The book's central action is the rafting of logs in winter down the rivers to the lumber mills in Evansville, Indiana. Survant re-creates the whole fabric of the hardscrabble society that lives by this perilous trade. They are tough people, such as Carl Peters, stranded on a raft run aground in a freezing rain, walking in a figure eight all night to stay alive while his fellow rafter Tom Simpson, who didn't make it, ". . . lay/like frozen wood/in the bottom of our boat." Elsewhere, in love poems and poems celebrating the lush riverine landscape, Survant conveys the simple, sensuous moments that punctuate this hard life. Here is Bill Balcom at a camp meeting, eighteen and chafing for adventure on the river: "When I took/a piece of Susies buttermilk pie,/I saw her looking,/and when I ate/I imagined/ her taste."
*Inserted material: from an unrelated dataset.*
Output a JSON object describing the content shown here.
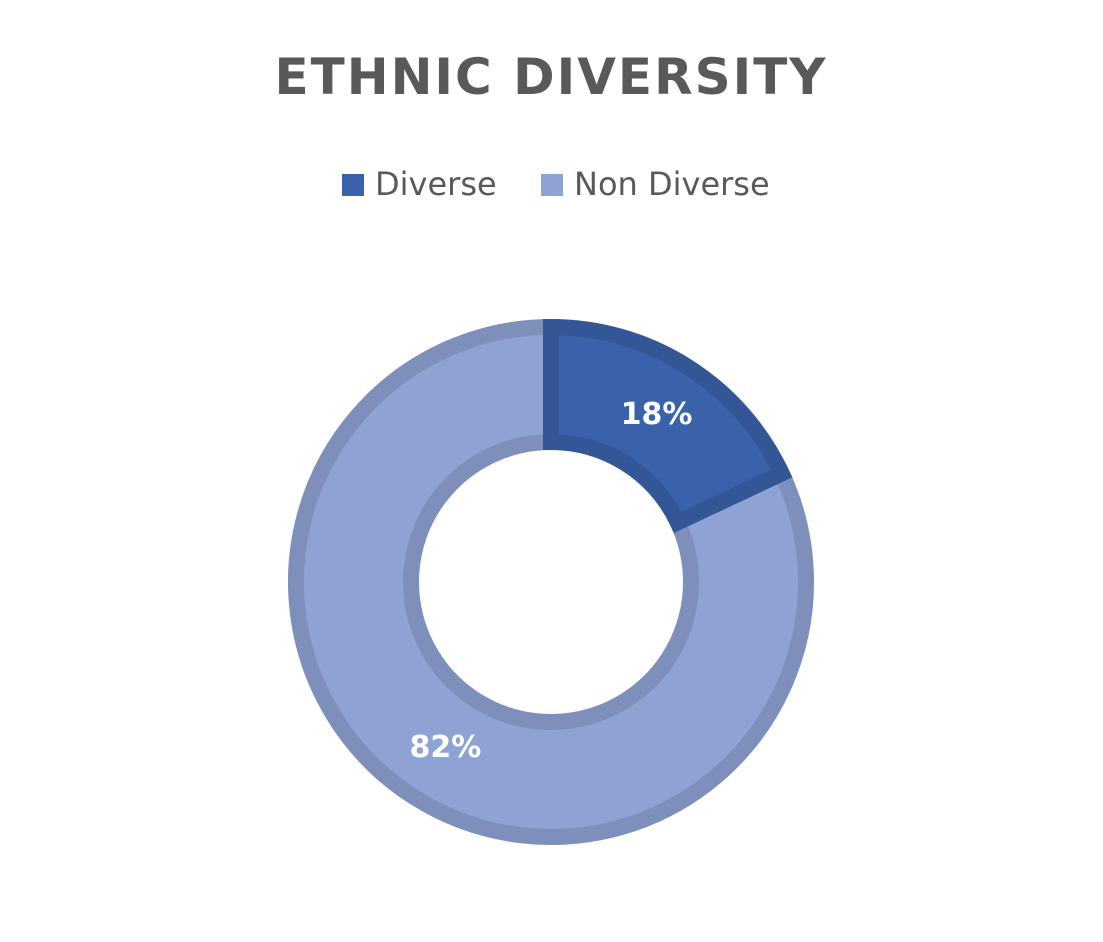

But none of the characters is more vivid than Sallie, the female protagonist, a half-mad medicine woman living with her dogs in whatever shelter she can find. Survant gives Sallie such a deep empathy with the countryside and its creatures that she becomes the spirit of the place. But Sallie pays dearly for her empathy with nature, hearing voices over which she has no power. Worse, she has the curse of prophecy, can see the hand of death before it strikes, and is as much feared as needed by the community.
Through these and a handful of other characters, Survant fashions a verse epic of Kentucky on the eve of the entry of the United States into World War I. This volume continues the experiment begun in his earlierAnne & Alpheus, combining poetry and narrative to tell the story of several generations connected by place and memory across the artificial boundaries of time.
Joe Survant is professor of English at Western Kentucky University and author ofThe Presence of Snow in the Tropics; Anne & Alpheus, 1842-1882, winner of the Arkansas Poetry Award.